Heading off by road or plane with your new baby for your first family holiday, but unsure what you need to check before you go? Here are the main things you and your partner need to consider before you get your holiday underway.
If you’re planning to leave the UK, your baby will need his own passport from the time he’s a newborn. To apply, contact the UK passport service, and fill in an application form. You’ll need two identical passport- sized photos of your baby and an original document, such as his birth certificate, to prove his British citizenship. The passport lasts five years and costs £46.
Some airlines, including BA, will let your baby fly from 48 hours old, with permission from your GP, but without a passport you’ll only be able to fly within the UK. Most airlines don’t require ID for travel in the UK but check before you book.
Make sure all your baby’s vaccinations are up to date before you go away. Check for details on the NHS website, and look into any he might need for your holiday destination. Your GP will be able to tell you if your baby is old enough to have them. For example, the yellow fever vaccination isn’t recommended for babies under 9 months old.
The general rule is that babies under 2 years fly for free, either on your lap or in special bassinettes. However, individual airlines have their own policies on this so check when you book.
Pack individual see-through plastic bags with all you’ll need for one change. Then you don’t have to take a bulky change bag into the tiny plane toilet.
Thomas Lynch, from Thomson/FirstChoice holidays
If you’re taking milk or sterilised water onto a plane in your hand luggage, the maximum 100ml rule for carrying liquids doesn’t apply, but you can only take on enough for your journey.
“You might be asked to taste the liquids by a security officer,” explains a spokesperson for the BAA. “There isn’t a limit on powder formula, and bottled water is available in shops after security. Airlines can also provide water during your flight.”

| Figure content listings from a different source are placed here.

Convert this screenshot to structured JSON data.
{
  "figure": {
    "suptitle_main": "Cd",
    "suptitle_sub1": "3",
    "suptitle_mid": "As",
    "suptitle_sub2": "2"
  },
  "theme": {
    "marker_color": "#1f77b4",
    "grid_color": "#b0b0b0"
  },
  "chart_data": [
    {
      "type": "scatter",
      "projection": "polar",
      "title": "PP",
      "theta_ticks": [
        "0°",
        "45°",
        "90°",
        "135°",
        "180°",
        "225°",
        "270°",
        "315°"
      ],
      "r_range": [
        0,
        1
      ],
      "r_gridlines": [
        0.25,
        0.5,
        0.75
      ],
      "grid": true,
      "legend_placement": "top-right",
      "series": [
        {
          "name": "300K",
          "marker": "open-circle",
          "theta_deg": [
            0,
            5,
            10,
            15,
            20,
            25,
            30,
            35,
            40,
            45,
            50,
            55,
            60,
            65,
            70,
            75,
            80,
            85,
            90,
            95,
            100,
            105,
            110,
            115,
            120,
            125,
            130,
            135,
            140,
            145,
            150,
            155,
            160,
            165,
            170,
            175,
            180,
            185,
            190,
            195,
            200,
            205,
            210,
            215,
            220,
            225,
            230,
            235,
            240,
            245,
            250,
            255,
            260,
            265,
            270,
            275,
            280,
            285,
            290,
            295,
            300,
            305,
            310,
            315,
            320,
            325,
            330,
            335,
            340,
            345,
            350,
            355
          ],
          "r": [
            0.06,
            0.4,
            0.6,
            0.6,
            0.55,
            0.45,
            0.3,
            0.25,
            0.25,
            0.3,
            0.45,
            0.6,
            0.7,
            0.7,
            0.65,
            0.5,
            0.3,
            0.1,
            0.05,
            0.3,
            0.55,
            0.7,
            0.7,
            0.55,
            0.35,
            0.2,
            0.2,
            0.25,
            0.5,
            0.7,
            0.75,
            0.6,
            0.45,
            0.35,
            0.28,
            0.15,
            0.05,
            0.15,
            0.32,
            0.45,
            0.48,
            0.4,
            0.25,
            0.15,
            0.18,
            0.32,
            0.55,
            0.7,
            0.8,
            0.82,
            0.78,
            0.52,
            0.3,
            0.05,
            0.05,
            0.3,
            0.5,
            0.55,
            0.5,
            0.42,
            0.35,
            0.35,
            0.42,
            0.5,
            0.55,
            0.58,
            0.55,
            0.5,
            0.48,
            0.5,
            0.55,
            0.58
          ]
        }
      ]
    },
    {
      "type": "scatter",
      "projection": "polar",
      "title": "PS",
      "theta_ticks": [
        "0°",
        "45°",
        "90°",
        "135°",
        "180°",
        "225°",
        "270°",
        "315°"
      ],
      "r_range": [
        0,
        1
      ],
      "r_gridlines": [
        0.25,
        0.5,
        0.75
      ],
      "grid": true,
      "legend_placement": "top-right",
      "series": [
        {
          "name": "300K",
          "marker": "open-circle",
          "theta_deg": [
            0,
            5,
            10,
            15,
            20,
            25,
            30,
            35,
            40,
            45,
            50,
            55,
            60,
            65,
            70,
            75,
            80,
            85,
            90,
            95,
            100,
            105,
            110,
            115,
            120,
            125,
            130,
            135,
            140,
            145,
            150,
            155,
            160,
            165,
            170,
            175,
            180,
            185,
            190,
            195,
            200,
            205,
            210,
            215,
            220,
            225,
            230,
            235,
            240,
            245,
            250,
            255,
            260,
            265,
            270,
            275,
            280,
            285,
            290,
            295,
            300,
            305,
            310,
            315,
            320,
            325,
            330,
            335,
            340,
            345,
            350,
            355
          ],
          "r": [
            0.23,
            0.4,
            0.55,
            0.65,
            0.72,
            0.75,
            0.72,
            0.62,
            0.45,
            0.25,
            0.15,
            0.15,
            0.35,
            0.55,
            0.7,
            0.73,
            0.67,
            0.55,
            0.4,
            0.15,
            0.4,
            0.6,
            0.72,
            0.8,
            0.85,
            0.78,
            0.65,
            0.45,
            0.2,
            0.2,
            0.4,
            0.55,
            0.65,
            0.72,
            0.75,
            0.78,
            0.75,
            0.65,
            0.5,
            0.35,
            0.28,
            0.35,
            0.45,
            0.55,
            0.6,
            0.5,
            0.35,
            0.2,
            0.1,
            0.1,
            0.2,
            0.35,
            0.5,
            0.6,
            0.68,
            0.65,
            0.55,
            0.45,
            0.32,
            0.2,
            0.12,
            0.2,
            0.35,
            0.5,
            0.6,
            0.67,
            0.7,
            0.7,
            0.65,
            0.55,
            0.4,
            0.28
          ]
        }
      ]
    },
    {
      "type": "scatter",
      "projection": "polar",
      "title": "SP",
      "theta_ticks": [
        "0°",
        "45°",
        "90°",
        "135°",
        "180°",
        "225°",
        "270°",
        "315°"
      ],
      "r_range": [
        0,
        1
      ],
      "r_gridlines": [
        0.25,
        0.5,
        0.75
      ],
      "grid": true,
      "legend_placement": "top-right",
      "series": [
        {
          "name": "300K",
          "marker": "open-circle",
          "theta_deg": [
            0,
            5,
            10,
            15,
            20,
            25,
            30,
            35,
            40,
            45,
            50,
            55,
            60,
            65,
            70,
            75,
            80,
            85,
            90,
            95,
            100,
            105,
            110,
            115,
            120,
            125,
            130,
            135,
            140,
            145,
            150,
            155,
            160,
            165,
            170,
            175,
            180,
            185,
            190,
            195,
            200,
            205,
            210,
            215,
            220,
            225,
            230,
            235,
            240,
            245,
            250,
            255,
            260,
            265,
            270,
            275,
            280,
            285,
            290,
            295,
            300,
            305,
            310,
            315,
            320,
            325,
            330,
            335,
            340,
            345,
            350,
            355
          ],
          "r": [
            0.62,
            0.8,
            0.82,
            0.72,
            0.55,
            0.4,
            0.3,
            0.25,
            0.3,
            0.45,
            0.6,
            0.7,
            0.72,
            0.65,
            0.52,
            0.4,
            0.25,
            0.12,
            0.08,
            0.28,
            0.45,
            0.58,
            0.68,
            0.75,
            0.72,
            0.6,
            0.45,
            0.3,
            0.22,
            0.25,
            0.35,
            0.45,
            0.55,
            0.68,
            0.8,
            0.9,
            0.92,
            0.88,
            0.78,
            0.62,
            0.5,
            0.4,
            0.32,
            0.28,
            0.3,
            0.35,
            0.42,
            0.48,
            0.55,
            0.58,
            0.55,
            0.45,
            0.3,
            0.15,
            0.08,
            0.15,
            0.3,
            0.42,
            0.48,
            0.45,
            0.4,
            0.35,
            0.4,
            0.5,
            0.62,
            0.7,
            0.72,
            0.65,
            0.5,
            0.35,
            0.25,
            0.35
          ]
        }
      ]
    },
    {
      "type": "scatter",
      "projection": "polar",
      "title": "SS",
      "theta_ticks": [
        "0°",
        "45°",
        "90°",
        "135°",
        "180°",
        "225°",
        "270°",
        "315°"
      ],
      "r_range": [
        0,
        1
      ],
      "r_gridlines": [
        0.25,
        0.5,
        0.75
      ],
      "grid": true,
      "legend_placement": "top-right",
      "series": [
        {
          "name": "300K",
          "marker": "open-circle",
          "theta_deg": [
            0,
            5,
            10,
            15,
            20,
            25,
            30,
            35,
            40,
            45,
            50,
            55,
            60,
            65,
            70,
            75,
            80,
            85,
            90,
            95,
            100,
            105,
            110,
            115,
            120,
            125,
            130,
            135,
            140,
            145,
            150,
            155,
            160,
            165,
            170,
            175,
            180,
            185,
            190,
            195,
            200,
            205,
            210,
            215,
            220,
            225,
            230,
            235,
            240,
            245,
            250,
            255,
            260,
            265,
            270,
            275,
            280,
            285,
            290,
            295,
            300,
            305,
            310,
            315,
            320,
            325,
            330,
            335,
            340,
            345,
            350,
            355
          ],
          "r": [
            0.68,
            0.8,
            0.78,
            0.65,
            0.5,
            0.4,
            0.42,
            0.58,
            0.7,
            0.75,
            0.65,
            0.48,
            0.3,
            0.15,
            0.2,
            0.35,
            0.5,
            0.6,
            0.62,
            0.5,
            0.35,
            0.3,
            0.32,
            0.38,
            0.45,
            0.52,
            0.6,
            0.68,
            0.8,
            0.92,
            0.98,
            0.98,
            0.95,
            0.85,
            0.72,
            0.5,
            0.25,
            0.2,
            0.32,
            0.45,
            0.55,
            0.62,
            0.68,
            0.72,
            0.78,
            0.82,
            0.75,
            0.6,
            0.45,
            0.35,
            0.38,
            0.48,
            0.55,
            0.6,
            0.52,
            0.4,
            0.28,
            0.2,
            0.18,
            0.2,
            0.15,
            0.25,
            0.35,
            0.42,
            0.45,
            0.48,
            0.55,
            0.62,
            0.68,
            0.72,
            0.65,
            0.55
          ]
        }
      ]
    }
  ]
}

You can take your buggy to the gate when boarding the plane where it’s then checked into the hold like other luggage. However, it’s worth checking with your airline to see if there’s a charge for this.
Most can provide car seats for an additional charge, but if you’re hiring a car abroad be careful about what you’re getting. Of course, taking your own is sensible, but not very practical. “If you’re hiring a car abroad go for a large, multinational company as you’re more likely to get a good car seat,” suggests Luke Bosdet from the AA. “Always check which seats the company has available and what condition they’re in before you book.”
“Buggy’s have to be X-rayed at the boarding gate. Get your baby out and the pushchair folded beforehand so you’re not holding up impatient holidaymakers.”